Dorian lernte, Disziplin zu üben, aber er wollte es eigentlich nicht. Er konnte nicht schimpfen, selbst wenn ein Schüler etwas Furchtbares getan hatte. Mit ihm war ein Leben lang geschimpft worden, sowohl zuhause als auch in der Schule. Lehrer waren Mittäter gewesen. Er wollte keiner dieser Lehrer werden, weil er genau wusste, wie tief ein solcher Schmerz sich in eine sensible Kinderseele bohrte.
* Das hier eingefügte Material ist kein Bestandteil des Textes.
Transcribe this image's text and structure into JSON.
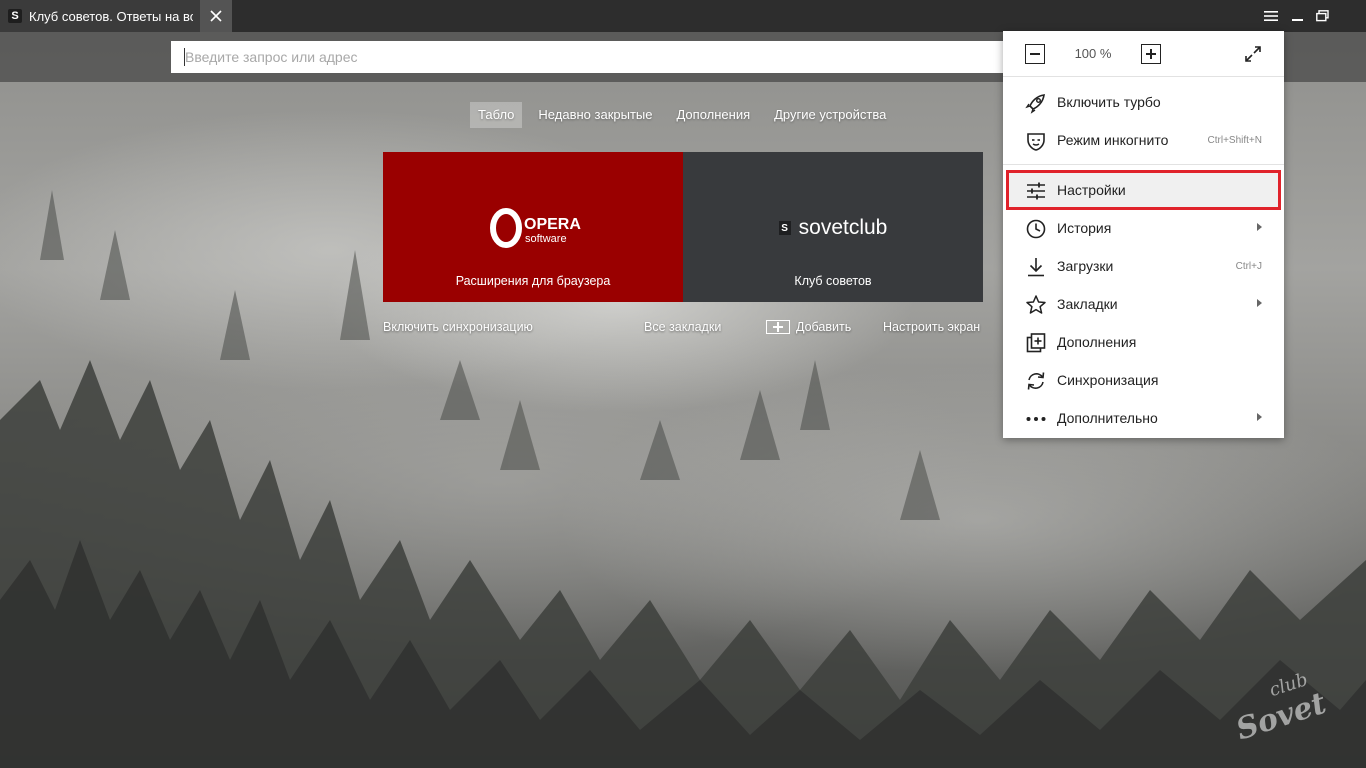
{
  "tab": {
    "favicon": "S",
    "title": "Клуб советов. Ответы на вопросы"
  },
  "window_controls": [
    "menu-icon",
    "minimize-icon",
    "restore-icon"
  ],
  "omnibox": {
    "placeholder": "Введите запрос или адрес",
    "value": ""
  },
  "nav_tabs": [
    {
      "label": "Табло",
      "active": true
    },
    {
      "label": "Недавно закрытые",
      "active": false
    },
    {
      "label": "Дополнения",
      "active": false
    },
    {
      "label": "Другие устройства",
      "active": false
    }
  ],
  "tiles": [
    {
      "logo_main": "OPERA",
      "logo_sub": "software",
      "caption": "Расширения для браузера",
      "color": "#9a0000"
    },
    {
      "badge": "S",
      "logo_text": "sovetclub",
      "caption": "Клуб советов",
      "color": "#383a3d"
    }
  ],
  "bottom_links": {
    "sync": "Включить синхронизацию",
    "bookmarks": "Все закладки",
    "add": "Добавить",
    "customize": "Настроить экран"
  },
  "menu": {
    "zoom_level": "100 %",
    "items": [
      {
        "label": "Включить турбо",
        "icon": "rocket-icon",
        "shortcut": "",
        "submenu": false
      },
      {
        "label": "Режим инкогнито",
        "icon": "incognito-mask-icon",
        "shortcut": "Ctrl+Shift+N",
        "submenu": false
      },
      {
        "label": "Настройки",
        "icon": "settings-sliders-icon",
        "shortcut": "",
        "submenu": false,
        "highlighted": true
      },
      {
        "label": "История",
        "icon": "clock-icon",
        "shortcut": "",
        "submenu": true
      },
      {
        "label": "Загрузки",
        "icon": "download-icon",
        "shortcut": "Ctrl+J",
        "submenu": false
      },
      {
        "label": "Закладки",
        "icon": "star-icon",
        "shortcut": "",
        "submenu": true
      },
      {
        "label": "Дополнения",
        "icon": "extensions-icon",
        "shortcut": "",
        "submenu": false
      },
      {
        "label": "Синхронизация",
        "icon": "sync-icon",
        "shortcut": "",
        "submenu": false
      },
      {
        "label": "Дополнительно",
        "icon": "more-dots-icon",
        "shortcut": "",
        "submenu": true
      }
    ]
  },
  "colors": {
    "highlight_border": "#e0222b",
    "opera_tile": "#9a0000",
    "sovet_tile": "#383a3d"
  },
  "watermark": {
    "line1": "club",
    "line2": "Sovet"
  }
}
Im Sachunterricht setzte er Schüler um, im Sport setzte er sie auf die Bank. Aber um jemanden hinauszuschicken, fehlte ihm die Dominanz. Das Kind mochte es noch so sehr verdient haben – allein die Vorstellung davon tat ihm persönlich weh, obwohl er hier der Erwachsene war. Und das Monster.
Dorian musste 200 % geben: Einerseits achtete er darauf, das Monster dort zu lassen, wo es war, andererseits versuchte er, die Ratschläge der Mentoren umzusetzen. In jeder Stunde war er nervös, doch unterhalb der Toleranzgrenze auf erträglichem Niveau. An eine gewisse Grundnervosität hatte er sich gewöhnt. Er hatte nicht erwartet, dass das Referendariat leicht werden würde. Es war um ein Vielfaches härter als das Studium. Hier konnte er sich nicht einfach Wissen anlesen. Er musste durch Beobachtung lernen, und durch das Mobbing hatte er nicht einmal die einfachsten sozialen Grundregeln erlernt. Immer noch musste er sich mehr anstrengen als alle anderen. Es fühlte sich nicht mehr wie die Erfüllung eines Traums an. Sein Traum hatte sich in einen Albtraum verwandelt.